Each time I choose a new topic of inquiry – or does it choose me? –  I have the sense of embarking upon a new chapter of subjective experience.   Once I get involved with a question, it owns me.   As I sometimes express it,  this process feels akin to getting pregnant with a question.  The conception, gestation, and subsequent birth of a new INQUIRING DEEPLY NEWSLETTER have their own timing.   The process requires giving myself over to what is emerging as best I am able.  The only thing I “do” is bring intuitive openmindness to what is unfolding at the surface of my experience.

The receptive quality of this process of inquiry is the total obverse of “managing, controlling, and making things happen”.   Privileging process over content in this way, purpose becomes less about an end-point, some goal I am trying to get to, and more about the dynamic quality of my experience.
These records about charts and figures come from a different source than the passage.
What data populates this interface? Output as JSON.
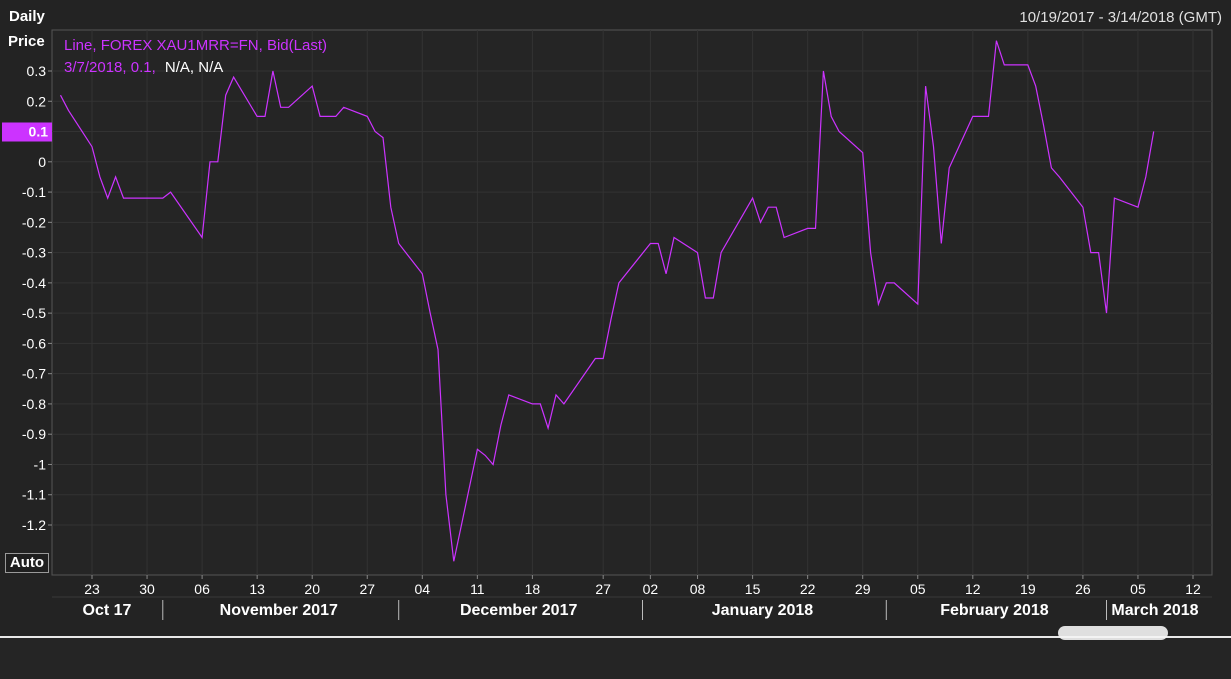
{
  "header": {
    "frequency": "Daily",
    "date_range": "10/19/2017 - 3/14/2018 (GMT)",
    "y_axis_title": "Price"
  },
  "legend": {
    "series_line": "Line, FOREX XAU1MRR=FN, Bid(Last)",
    "readout_main": "3/7/2018, 0.1,",
    "readout_na": "N/A, N/A"
  },
  "current_value_label": "0.1",
  "auto_button": "Auto",
  "colors": {
    "series": "#cc33ff",
    "background": "#232323",
    "grid": "#3a3a3a",
    "text": "#ffffff"
  },
  "chart_data": {
    "type": "line",
    "title": "",
    "xlabel": "",
    "ylabel": "Price",
    "ylim": [
      -1.3,
      0.35
    ],
    "grid": true,
    "y_ticks": [
      0.3,
      0.2,
      0.1,
      0,
      -0.1,
      -0.2,
      -0.3,
      -0.4,
      -0.5,
      -0.6,
      -0.7,
      -0.8,
      -0.9,
      -1,
      -1.1,
      -1.2
    ],
    "y_tick_labels": [
      "0.3",
      "0.2",
      "0.1",
      "0",
      "-0.1",
      "-0.2",
      "-0.3",
      "-0.4",
      "-0.5",
      "-0.6",
      "-0.7",
      "-0.8",
      "-0.9",
      "-1",
      "-1.1",
      "-1.2"
    ],
    "x_ticks": [
      {
        "date": "2017-10-23",
        "label": "23"
      },
      {
        "date": "2017-10-30",
        "label": "30"
      },
      {
        "date": "2017-11-06",
        "label": "06"
      },
      {
        "date": "2017-11-13",
        "label": "13"
      },
      {
        "date": "2017-11-20",
        "label": "20"
      },
      {
        "date": "2017-11-27",
        "label": "27"
      },
      {
        "date": "2017-12-04",
        "label": "04"
      },
      {
        "date": "2017-12-11",
        "label": "11"
      },
      {
        "date": "2017-12-18",
        "label": "18"
      },
      {
        "date": "2017-12-27",
        "label": "27"
      },
      {
        "date": "2018-01-02",
        "label": "02"
      },
      {
        "date": "2018-01-08",
        "label": "08"
      },
      {
        "date": "2018-01-15",
        "label": "15"
      },
      {
        "date": "2018-01-22",
        "label": "22"
      },
      {
        "date": "2018-01-29",
        "label": "29"
      },
      {
        "date": "2018-02-05",
        "label": "05"
      },
      {
        "date": "2018-02-12",
        "label": "12"
      },
      {
        "date": "2018-02-19",
        "label": "19"
      },
      {
        "date": "2018-02-26",
        "label": "26"
      },
      {
        "date": "2018-03-05",
        "label": "05"
      },
      {
        "date": "2018-03-12",
        "label": "12"
      }
    ],
    "month_labels": [
      {
        "label": "Oct 17",
        "start": "2017-10-19",
        "end": "2017-10-31"
      },
      {
        "label": "November 2017",
        "start": "2017-11-01",
        "end": "2017-11-30"
      },
      {
        "label": "December 2017",
        "start": "2017-12-01",
        "end": "2017-12-31"
      },
      {
        "label": "January 2018",
        "start": "2018-01-01",
        "end": "2018-01-31"
      },
      {
        "label": "February 2018",
        "start": "2018-02-01",
        "end": "2018-02-28"
      },
      {
        "label": "March 2018",
        "start": "2018-03-01",
        "end": "2018-03-14"
      }
    ],
    "x_range": [
      "2017-10-19",
      "2018-03-14"
    ],
    "series": [
      {
        "values": [
          {
            "x": "2017-10-19",
            "y": 0.22
          },
          {
            "x": "2017-10-20",
            "y": 0.17
          },
          {
            "x": "2017-10-23",
            "y": 0.05
          },
          {
            "x": "2017-10-24",
            "y": -0.05
          },
          {
            "x": "2017-10-25",
            "y": -0.12
          },
          {
            "x": "2017-10-26",
            "y": -0.05
          },
          {
            "x": "2017-10-27",
            "y": -0.12
          },
          {
            "x": "2017-10-30",
            "y": -0.12
          },
          {
            "x": "2017-10-31",
            "y": -0.12
          },
          {
            "x": "2017-11-01",
            "y": -0.12
          },
          {
            "x": "2017-11-02",
            "y": -0.1
          },
          {
            "x": "2017-11-06",
            "y": -0.25
          },
          {
            "x": "2017-11-07",
            "y": 0.0
          },
          {
            "x": "2017-11-08",
            "y": 0.0
          },
          {
            "x": "2017-11-09",
            "y": 0.22
          },
          {
            "x": "2017-11-10",
            "y": 0.28
          },
          {
            "x": "2017-11-13",
            "y": 0.15
          },
          {
            "x": "2017-11-14",
            "y": 0.15
          },
          {
            "x": "2017-11-15",
            "y": 0.3
          },
          {
            "x": "2017-11-16",
            "y": 0.18
          },
          {
            "x": "2017-11-17",
            "y": 0.18
          },
          {
            "x": "2017-11-20",
            "y": 0.25
          },
          {
            "x": "2017-11-21",
            "y": 0.15
          },
          {
            "x": "2017-11-22",
            "y": 0.15
          },
          {
            "x": "2017-11-23",
            "y": 0.15
          },
          {
            "x": "2017-11-24",
            "y": 0.18
          },
          {
            "x": "2017-11-27",
            "y": 0.15
          },
          {
            "x": "2017-11-28",
            "y": 0.1
          },
          {
            "x": "2017-11-29",
            "y": 0.08
          },
          {
            "x": "2017-11-30",
            "y": -0.15
          },
          {
            "x": "2017-12-01",
            "y": -0.27
          },
          {
            "x": "2017-12-04",
            "y": -0.37
          },
          {
            "x": "2017-12-05",
            "y": -0.5
          },
          {
            "x": "2017-12-06",
            "y": -0.62
          },
          {
            "x": "2017-12-07",
            "y": -1.1
          },
          {
            "x": "2017-12-08",
            "y": -1.32
          },
          {
            "x": "2017-12-11",
            "y": -0.95
          },
          {
            "x": "2017-12-12",
            "y": -0.97
          },
          {
            "x": "2017-12-13",
            "y": -1.0
          },
          {
            "x": "2017-12-14",
            "y": -0.87
          },
          {
            "x": "2017-12-15",
            "y": -0.77
          },
          {
            "x": "2017-12-18",
            "y": -0.8
          },
          {
            "x": "2017-12-19",
            "y": -0.8
          },
          {
            "x": "2017-12-20",
            "y": -0.88
          },
          {
            "x": "2017-12-21",
            "y": -0.77
          },
          {
            "x": "2017-12-22",
            "y": -0.8
          },
          {
            "x": "2017-12-26",
            "y": -0.65
          },
          {
            "x": "2017-12-27",
            "y": -0.65
          },
          {
            "x": "2017-12-28",
            "y": -0.52
          },
          {
            "x": "2017-12-29",
            "y": -0.4
          },
          {
            "x": "2018-01-02",
            "y": -0.27
          },
          {
            "x": "2018-01-03",
            "y": -0.27
          },
          {
            "x": "2018-01-04",
            "y": -0.37
          },
          {
            "x": "2018-01-05",
            "y": -0.25
          },
          {
            "x": "2018-01-08",
            "y": -0.3
          },
          {
            "x": "2018-01-09",
            "y": -0.45
          },
          {
            "x": "2018-01-10",
            "y": -0.45
          },
          {
            "x": "2018-01-11",
            "y": -0.3
          },
          {
            "x": "2018-01-15",
            "y": -0.12
          },
          {
            "x": "2018-01-16",
            "y": -0.2
          },
          {
            "x": "2018-01-17",
            "y": -0.15
          },
          {
            "x": "2018-01-18",
            "y": -0.15
          },
          {
            "x": "2018-01-19",
            "y": -0.25
          },
          {
            "x": "2018-01-22",
            "y": -0.22
          },
          {
            "x": "2018-01-23",
            "y": -0.22
          },
          {
            "x": "2018-01-24",
            "y": 0.3
          },
          {
            "x": "2018-01-25",
            "y": 0.15
          },
          {
            "x": "2018-01-26",
            "y": 0.1
          },
          {
            "x": "2018-01-29",
            "y": 0.03
          },
          {
            "x": "2018-01-30",
            "y": -0.3
          },
          {
            "x": "2018-01-31",
            "y": -0.47
          },
          {
            "x": "2018-02-01",
            "y": -0.4
          },
          {
            "x": "2018-02-02",
            "y": -0.4
          },
          {
            "x": "2018-02-05",
            "y": -0.47
          },
          {
            "x": "2018-02-06",
            "y": 0.25
          },
          {
            "x": "2018-02-07",
            "y": 0.05
          },
          {
            "x": "2018-02-08",
            "y": -0.27
          },
          {
            "x": "2018-02-09",
            "y": -0.02
          },
          {
            "x": "2018-02-12",
            "y": 0.15
          },
          {
            "x": "2018-02-13",
            "y": 0.15
          },
          {
            "x": "2018-02-14",
            "y": 0.15
          },
          {
            "x": "2018-02-15",
            "y": 0.4
          },
          {
            "x": "2018-02-16",
            "y": 0.32
          },
          {
            "x": "2018-02-19",
            "y": 0.32
          },
          {
            "x": "2018-02-20",
            "y": 0.25
          },
          {
            "x": "2018-02-21",
            "y": 0.12
          },
          {
            "x": "2018-02-22",
            "y": -0.02
          },
          {
            "x": "2018-02-23",
            "y": -0.05
          },
          {
            "x": "2018-02-26",
            "y": -0.15
          },
          {
            "x": "2018-02-27",
            "y": -0.3
          },
          {
            "x": "2018-02-28",
            "y": -0.3
          },
          {
            "x": "2018-03-01",
            "y": -0.5
          },
          {
            "x": "2018-03-02",
            "y": -0.12
          },
          {
            "x": "2018-03-05",
            "y": -0.15
          },
          {
            "x": "2018-03-06",
            "y": -0.05
          },
          {
            "x": "2018-03-07",
            "y": 0.1
          }
        ]
      }
    ]
  }
}
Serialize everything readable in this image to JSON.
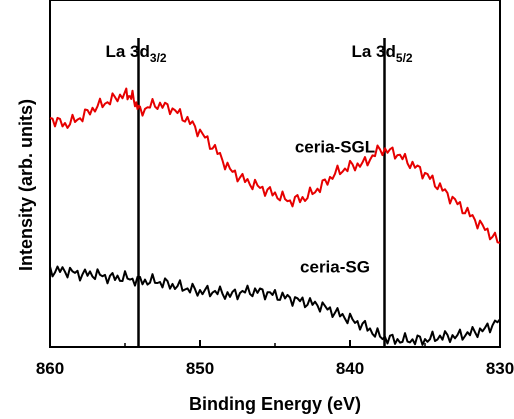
{
  "chart_data": {
    "type": "line",
    "xlabel": "Binding Energy (eV)",
    "ylabel": "Intensity (arb. units)",
    "xlim": [
      860,
      830
    ],
    "x_reversed": true,
    "y_ticks_shown": false,
    "xticks": [
      "860",
      "850",
      "840",
      "830"
    ],
    "grid": false,
    "legend": "none",
    "series": [
      {
        "name": "ceria-SGL",
        "color": "#e60000",
        "x": [
          860,
          859,
          858,
          857,
          856,
          855,
          854.5,
          854,
          853,
          852,
          851,
          850,
          849,
          848,
          847,
          846,
          845,
          844,
          843,
          842,
          841,
          840,
          839,
          838,
          837,
          836,
          835,
          834,
          833,
          832,
          831,
          830
        ],
        "y": [
          0.66,
          0.64,
          0.66,
          0.69,
          0.71,
          0.73,
          0.72,
          0.68,
          0.7,
          0.69,
          0.66,
          0.62,
          0.57,
          0.51,
          0.48,
          0.46,
          0.44,
          0.42,
          0.43,
          0.46,
          0.5,
          0.52,
          0.53,
          0.57,
          0.56,
          0.53,
          0.5,
          0.46,
          0.42,
          0.38,
          0.34,
          0.3
        ]
      },
      {
        "name": "ceria-SG",
        "color": "#000000",
        "x": [
          860,
          859,
          858,
          857,
          856,
          855,
          854,
          853,
          852,
          851,
          850,
          849,
          848,
          847,
          846,
          845,
          844,
          843,
          842,
          841,
          840,
          839,
          838,
          837,
          836,
          835,
          834,
          833,
          832,
          831,
          830
        ],
        "y": [
          0.22,
          0.22,
          0.21,
          0.21,
          0.2,
          0.2,
          0.19,
          0.19,
          0.18,
          0.17,
          0.16,
          0.16,
          0.15,
          0.16,
          0.16,
          0.15,
          0.14,
          0.13,
          0.12,
          0.1,
          0.08,
          0.06,
          0.03,
          0.02,
          0.02,
          0.02,
          0.03,
          0.03,
          0.04,
          0.05,
          0.08
        ]
      }
    ],
    "reference_lines": [
      {
        "x": 854.1,
        "label_main": "La 3d",
        "label_sub": "3/2"
      },
      {
        "x": 837.7,
        "label_main": "La 3d",
        "label_sub": "5/2"
      }
    ],
    "annotations": [
      {
        "text": "ceria-SGL",
        "x": 841,
        "y": 0.56
      },
      {
        "text": "ceria-SG",
        "x": 841,
        "y": 0.215
      }
    ]
  }
}
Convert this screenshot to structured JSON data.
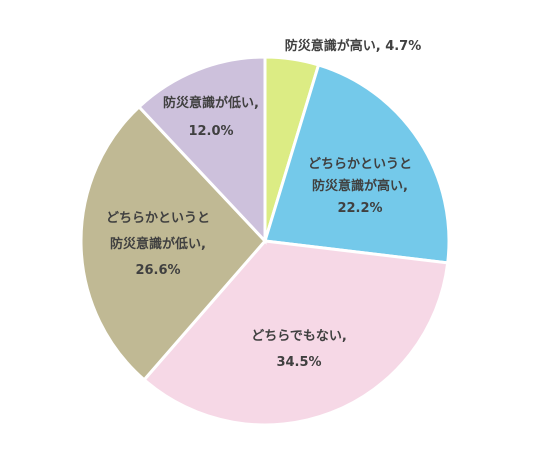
{
  "chart_data": {
    "type": "pie",
    "title": "",
    "start": "top",
    "direction": "clockwise",
    "slices": [
      {
        "label_lines": [
          "防災意識が高い, 4.7%"
        ],
        "value": 4.7,
        "color": "#dcec84"
      },
      {
        "label_lines": [
          "どちらかというと",
          "防災意識が高い,",
          "22.2%"
        ],
        "value": 22.2,
        "color": "#74c9ea"
      },
      {
        "label_lines": [
          "どちらでもない,",
          "34.5%"
        ],
        "value": 34.5,
        "color": "#f6d8e6"
      },
      {
        "label_lines": [
          "どちらかというと",
          "防災意識が低い,",
          "26.6%"
        ],
        "value": 26.6,
        "color": "#c0b994"
      },
      {
        "label_lines": [
          "防災意識が低い,",
          "12.0%"
        ],
        "value": 12.0,
        "color": "#cdc1dc"
      }
    ]
  }
}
Looking back at my New Year’s ritual from this perspective, I can now see quite clearly that its purpose was simply to create space for listening deeply within.   In contemplation I endeavor to connect with whatever deeper purposes may operate in me that go beyond what I may as yet know.  Engaging with inquiry demonstrates to me again and again that life has a mind of its own.  In this way, inquiry is itself an enactment of my central life purpose:  the deepening of my experience of being.